Według informacji brazylijskich mediów, sprawa Paulo Sousy jest już zakończona. Zdaniem dziennika "O Dia" sprawa ma być przesądzona, bo portugalski szkoleniowiec miał parafować umowę. Weto w sprawie polubownego rozwiązania sprawy postawił prezes Polskiego Związku Piłki Nożnej, Cezary Kulesza. Wprost przyznał on, że nie ma mowy o rozwiązaniu umowy za porozumieniem stron. Teraz w rozmowie z "Super Expressem" dolał oliwy do ognia, zdradzając, że Sousa kłamał Polakom w żywe oczy. Aż trudno w to uwierzyć!
NIE PRZEGAP! Wiemy, jaką fortunę Paulo Sousa zarobił w reprezentacji Polski. I tak mu za mało?!

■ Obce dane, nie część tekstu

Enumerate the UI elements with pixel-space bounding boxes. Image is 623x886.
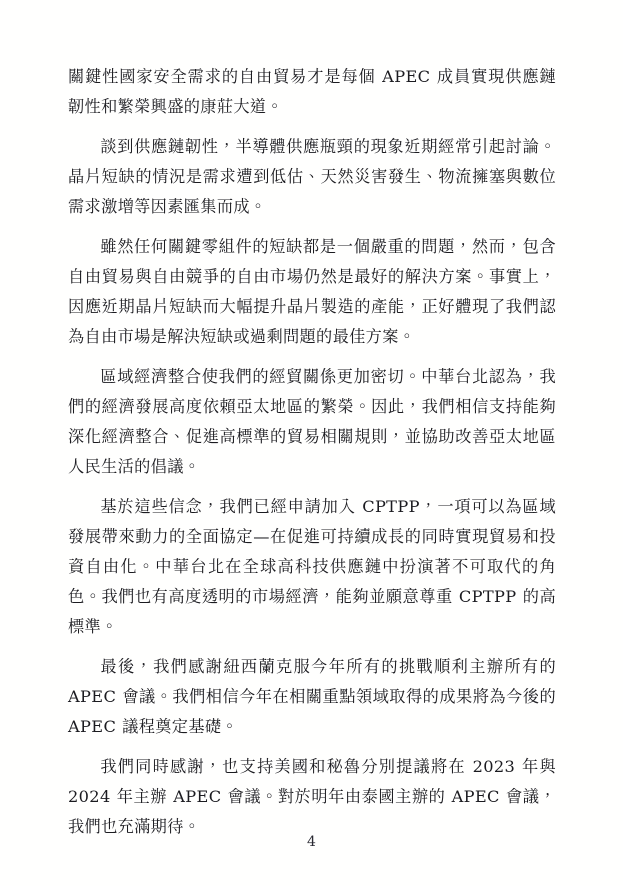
document-body <box>68 62 556 852</box>
paragraph-7: 我們同時感謝，也支持美國和秘魯分別提議將在 2023 年與 2024 年主辦 APEC 會議。對於明年由泰國主辦的 APEC 會議，我們也充滿期待。 <box>68 757 556 836</box>
paragraph-4: 區域經濟整合使我們的經貿關係更加密切。中華台北認為，我們的經濟發展高度依賴亞太地區的繁榮。因此，我們相信支持能夠深化經濟整合、促進高標準的貿易相關規則，並協助改善亞太地區人民生活的倡議。 <box>68 367 556 476</box>
paragraph-2: 談到供應鏈韌性，半導體供應瓶頸的現象近期經常引起討論。晶片短缺的情況是需求遭到低估、天然災害發生、物流擁塞與數位需求激增等因素匯集而成。 <box>68 137 556 216</box>
paragraph-1: 關鍵性國家安全需求的自由貿易才是每個 APEC 成員實現供應鏈韌性和繁榮興盛的康莊大道。 <box>68 67 556 116</box>
paragraph-3: 雖然任何關鍵零組件的短缺都是一個嚴重的問題，然而，包含自由貿易與自由競爭的自由市場仍然是最好的解決方案。事實上，因應近期晶片短缺而大幅提升晶片製造的產能，正好體現了我們認為自由市場是解決短缺或過剩問題的最佳方案。 <box>68 237 556 346</box>
page-number: 4 <box>307 834 316 850</box>
paragraph-5: 基於這些信念，我們已經申請加入 CPTPP，一項可以為區域發展帶來動力的全面協定—在促進可持續成長的同時實現貿易和投資自由化。中華台北在全球高科技供應鏈中扮演著不可取代的角色。我們也有高度透明的市場經濟，能夠並願意尊重 CPTPP 的高標準。 <box>68 497 556 636</box>
paragraph-6: 最後，我們感謝紐西蘭克服今年所有的挑戰順利主辦所有的 APEC 會議。我們相信今年在相關重點領域取得的成果將為今後的 APEC 議程奠定基礎。 <box>68 657 556 736</box>
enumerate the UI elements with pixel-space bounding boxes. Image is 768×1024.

Prezes PZPN: Sousa kłamał w żywe oczy
Prezes PZPN nie ukrywał wielkiego rozżalenia. Cezary Kulesza przyznał, że nie rozumie takiej decyzji portugalskiego selekcjonera. - Powiem krótko. Jestem zbulwersowany. Od kilku tygodni pojawiały się różne spekulacje na temat przyszłości Sousy, które on i jego środowisko konsekwentnie dementowali. Mówili nam prosto w twarz, że nic się nie dzieje, że to tylko dziennikarskie kaczki, że brazylijskie media takie po prostu są. Te zapewnienia okazały się całkowicie nieprawdziwe. Za naszymi plecami toczyły się tajne, zaawansowane negocjacje - przyznał Kulesza.

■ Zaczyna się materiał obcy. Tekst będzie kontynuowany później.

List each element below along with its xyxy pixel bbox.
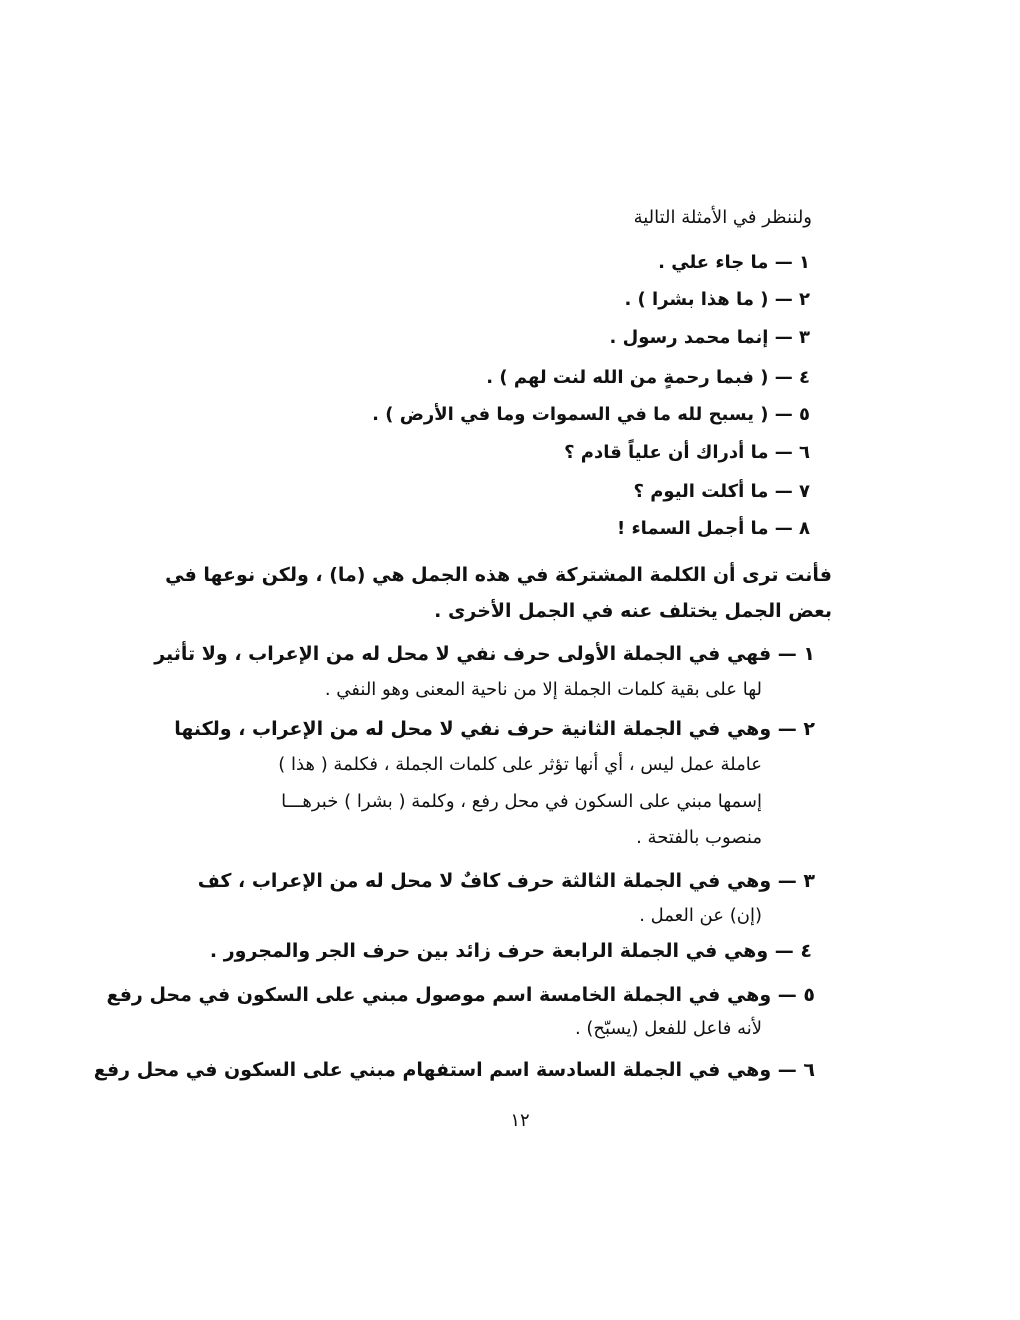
explanation-5-line-1: ٥ — وهي في الجملة الخامسة اسم موصول مبني على السكون في محل رفع	[106, 984, 815, 1006]
summary-line-1: فأنت ترى أن الكلمة المشتركة في هذه الجمل هي (ما) ، ولكن نوعها في	[165, 564, 832, 586]
example-item-4: ٤ — ( فبما رحمةٍ من الله لنت لهم ) .	[486, 367, 810, 388]
example-item-7: ٧ — ما أكلت اليوم ؟	[633, 481, 810, 502]
explanation-3-line-2: (إن) عن العمل .	[639, 905, 762, 926]
example-item-5: ٥ — ( يسبح لله ما في السموات وما في الأرض ) .	[372, 404, 810, 425]
explanation-5-line-2: لأنه فاعل للفعل (يسبّح) .	[574, 1018, 762, 1039]
explanation-1-line-2: لها على بقية كلمات الجملة إلا من ناحية المعنى وهو النفي .	[324, 679, 762, 700]
explanation-1-line-1: ١ — فهي في الجملة الأولى حرف نفي لا محل له من الإعراب ، ولا تأثير	[154, 643, 815, 665]
example-item-6: ٦ — ما أدراك أن علياً قادم ؟	[564, 442, 810, 463]
explanation-2-line-4: منصوب بالفتحة .	[636, 827, 762, 848]
page-number: ١٢	[510, 1110, 530, 1131]
example-item-3: ٣ — إنما محمد رسول .	[609, 327, 810, 348]
explanation-6-line-1: ٦ — وهي في الجملة السادسة اسم استفهام مبني على السكون في محل رفع	[93, 1059, 815, 1081]
explanation-2-line-1: ٢ — وهي في الجملة الثانية حرف نفي لا محل له من الإعراب ، ولكنها	[174, 718, 815, 740]
explanation-2-line-2: عاملة عمل ليس ، أي أنها تؤثر على كلمات الجملة ، فكلمة ( هذا )	[278, 754, 762, 775]
explanation-2-line-3: إسمها مبني على السكون في محل رفع ، وكلمة ( بشرا ) خبرهـــا	[281, 791, 762, 812]
example-item-1: ١ — ما جاء علي .	[658, 252, 810, 273]
summary-line-2: بعض الجمل يختلف عنه في الجمل الأخرى .	[434, 600, 832, 622]
example-item-2: ٢ — ( ما هذا بشرا ) .	[624, 289, 810, 310]
example-item-8: ٨ — ما أجمل السماء !	[617, 518, 810, 539]
explanation-4-line-1: ٤ — وهي في الجملة الرابعة حرف زائد بين حرف الجر والمجرور .	[209, 940, 812, 962]
intro-line: ولننظر في الأمثلة التالية	[633, 207, 812, 228]
explanation-3-line-1: ٣ — وهي في الجملة الثالثة حرف كافٌ لا محل له من الإعراب ، كف	[197, 870, 815, 892]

Galeria poniżej: Paulo Sousa jako selekcjoner polskiej kadry
Kulesza nie wie, z czego wynika takie, a nie inne zachowanie selekcjonera, którzy chce porzucić kadrę tuż przed barażami do mistrzostw świata. - Nie wiem, czym sobie na to zasłużyliśmy. Kiedy przegraliśmy z Węgrami po kontrowersyjnych decyzjach Sousy, była na mnie olbrzymia presja, żeby go zwolnić. Obdarzyłem go wtedy pełnym wsparciem, broniłem i usprawiedliwiałem. I co dostajemy w zamian? Paulo Sousa po prostu zawiódł moje zaufanie - powiedział nam prezes PZPN.
Ile zarabiał Sousa w reprezentacji Polski?

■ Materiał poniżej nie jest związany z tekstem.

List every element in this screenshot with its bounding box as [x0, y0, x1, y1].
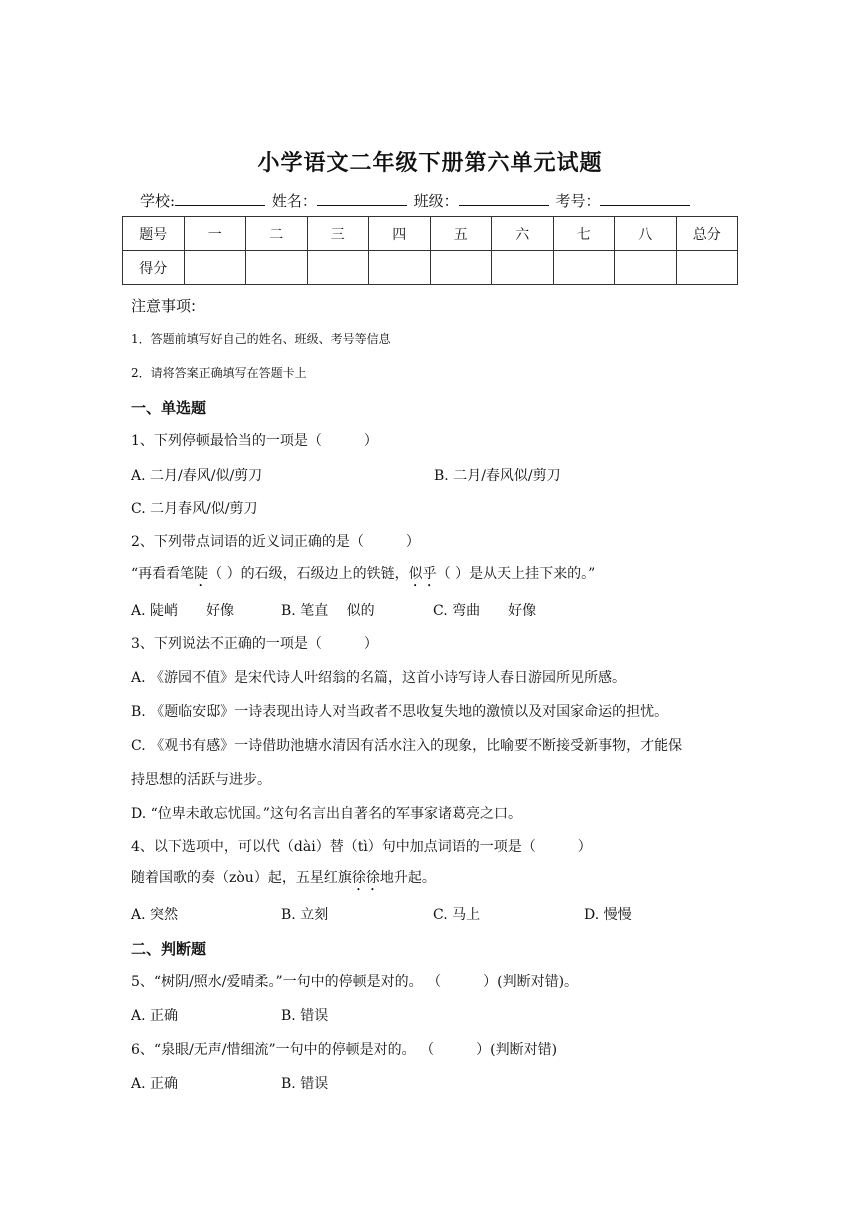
section-title: 二、判断题 [131, 940, 207, 958]
option-b[interactable]: B. 二月/春风似/剪刀 [434, 468, 561, 484]
school-blank [175, 191, 265, 206]
sentence-text: 随着国歌的奏（zòu）起，五星红旗 [131, 870, 352, 886]
score-cell: 三 [307, 217, 369, 251]
option-b[interactable]: B. 《题临安邸》一诗表现出诗人对当政者不思收复失地的激愤以及对国家命运的担忧。 [131, 704, 669, 720]
student-info-row [140, 190, 692, 211]
score-cell: 五 [430, 217, 492, 251]
option-a[interactable]: A. 正确 [131, 1076, 179, 1092]
question-stem: 3、下列说法不正确的一项是（ ） [131, 636, 378, 652]
score-cell: 四 [369, 217, 431, 251]
option-b[interactable]: B. 立刻 [281, 907, 329, 923]
option-d[interactable]: D. 慢慢 [584, 907, 632, 923]
number-blank [600, 191, 690, 206]
dotted-word: 似乎 [408, 566, 437, 582]
page-title: 小学语文二年级下册第六单元试题 [257, 151, 603, 176]
score-input-cell[interactable] [676, 251, 738, 285]
question-stem: 6、“泉眼/无声/惜细流”一句中的停顿是对的。 （ ）(判断对错) [131, 1042, 558, 1058]
score-cell: 一 [184, 217, 246, 251]
class-label: 班级： [413, 192, 459, 210]
class-blank [459, 191, 549, 206]
score-input-cell[interactable] [246, 251, 308, 285]
option-a[interactable]: A. 陡峭 好像 [131, 603, 235, 619]
score-input-cell[interactable] [184, 251, 246, 285]
score-cell: 得分 [123, 251, 185, 285]
question-stem: 2、下列带点词语的近义词正确的是（ ） [131, 534, 420, 550]
score-table-header-row [123, 217, 738, 251]
school-label: 学校: [140, 192, 176, 210]
score-input-cell[interactable] [307, 251, 369, 285]
option-b[interactable]: B. 错误 [281, 1008, 329, 1024]
section-title: 一、单选题 [131, 399, 207, 417]
question-sentence [131, 563, 595, 590]
score-input-cell[interactable] [615, 251, 677, 285]
option-c[interactable]: C. 马上 [433, 907, 481, 923]
sentence-text: 地升起。 [379, 870, 436, 886]
score-input-cell[interactable] [553, 251, 615, 285]
question-sentence [131, 867, 436, 894]
question-stem: 5、“树阴/照水/爱晴柔。”一句中的停顿是对的。 （ ）(判断对错)。 [131, 974, 579, 990]
score-table-score-row [123, 251, 738, 285]
option-c[interactable]: C. 弯曲 好像 [433, 603, 537, 619]
score-cell: 题号 [123, 217, 185, 251]
score-input-cell[interactable] [430, 251, 492, 285]
option-a[interactable]: A. 突然 [131, 907, 179, 923]
name-blank [317, 191, 407, 206]
sentence-text: （ ）的石级，石级边上的铁链， [208, 566, 409, 582]
question-stem: 1、下列停顿最恰当的一项是（ ） [131, 433, 378, 449]
note-item: 2．请将答案正确填写在答题卡上 [131, 366, 307, 380]
score-cell: 八 [615, 217, 677, 251]
option-a[interactable]: A. 二月/春风/似/剪刀 [131, 468, 263, 484]
option-c[interactable]: C. 《观书有感》一诗借助池塘水清因有活水注入的现象，比喻要不断接受新事物，才能保 [131, 738, 683, 754]
sentence-text: “再看看笔 [131, 566, 195, 582]
question-stem: 4、以下选项中，可以代（dài）替（tì）句中加点词语的一项是（ ） [131, 839, 592, 855]
score-input-cell[interactable] [492, 251, 554, 285]
score-cell: 总分 [676, 217, 738, 251]
option-c[interactable]: C. 二月春风/似/剪刀 [131, 501, 258, 517]
number-label: 考号： [555, 192, 601, 210]
dotted-word: 徐徐 [351, 870, 380, 886]
score-cell: 二 [246, 217, 308, 251]
score-table [122, 216, 738, 285]
option-a[interactable]: A. 《游园不值》是宋代诗人叶绍翁的名篇，这首小诗写诗人春日游园所见所感。 [131, 670, 627, 686]
score-cell: 六 [492, 217, 554, 251]
note-item: 1．答题前填写好自己的姓名、班级、考号等信息 [131, 332, 391, 346]
notes-title: 注意事项: [131, 297, 197, 315]
option-a[interactable]: A. 正确 [131, 1008, 179, 1024]
option-b[interactable]: B. 错误 [281, 1076, 329, 1092]
score-input-cell[interactable] [369, 251, 431, 285]
score-cell: 七 [553, 217, 615, 251]
option-b[interactable]: B. 笔直 似的 [281, 603, 375, 619]
sentence-text: （ ）是从天上挂下来的。” [436, 566, 596, 582]
option-c-continued: 持思想的活跃与进步。 [131, 772, 271, 788]
dotted-word: 陡 [194, 566, 209, 582]
name-label: 姓名： [271, 192, 317, 210]
option-d[interactable]: D. “位卑未敢忘忧国。”这句名言出自著名的军事家诸葛亮之口。 [131, 806, 522, 822]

Paulo Sousa nie mógł narzekać na warunki ustalone jeszcze przez byłego prezesa, Zbigniewa Bońka. W reprezentacji Polski zgarniał kasę, o której wielu poprzednich selekcjonerów mogło jedynie pomarzyć. Jak udało nam się ustalić, na konto Sousy wpłynąć miały pobory w wysokości 800 tysięcy euro, co przy dzisiejszym przeliczniku daje około 3,7 miliona złotych.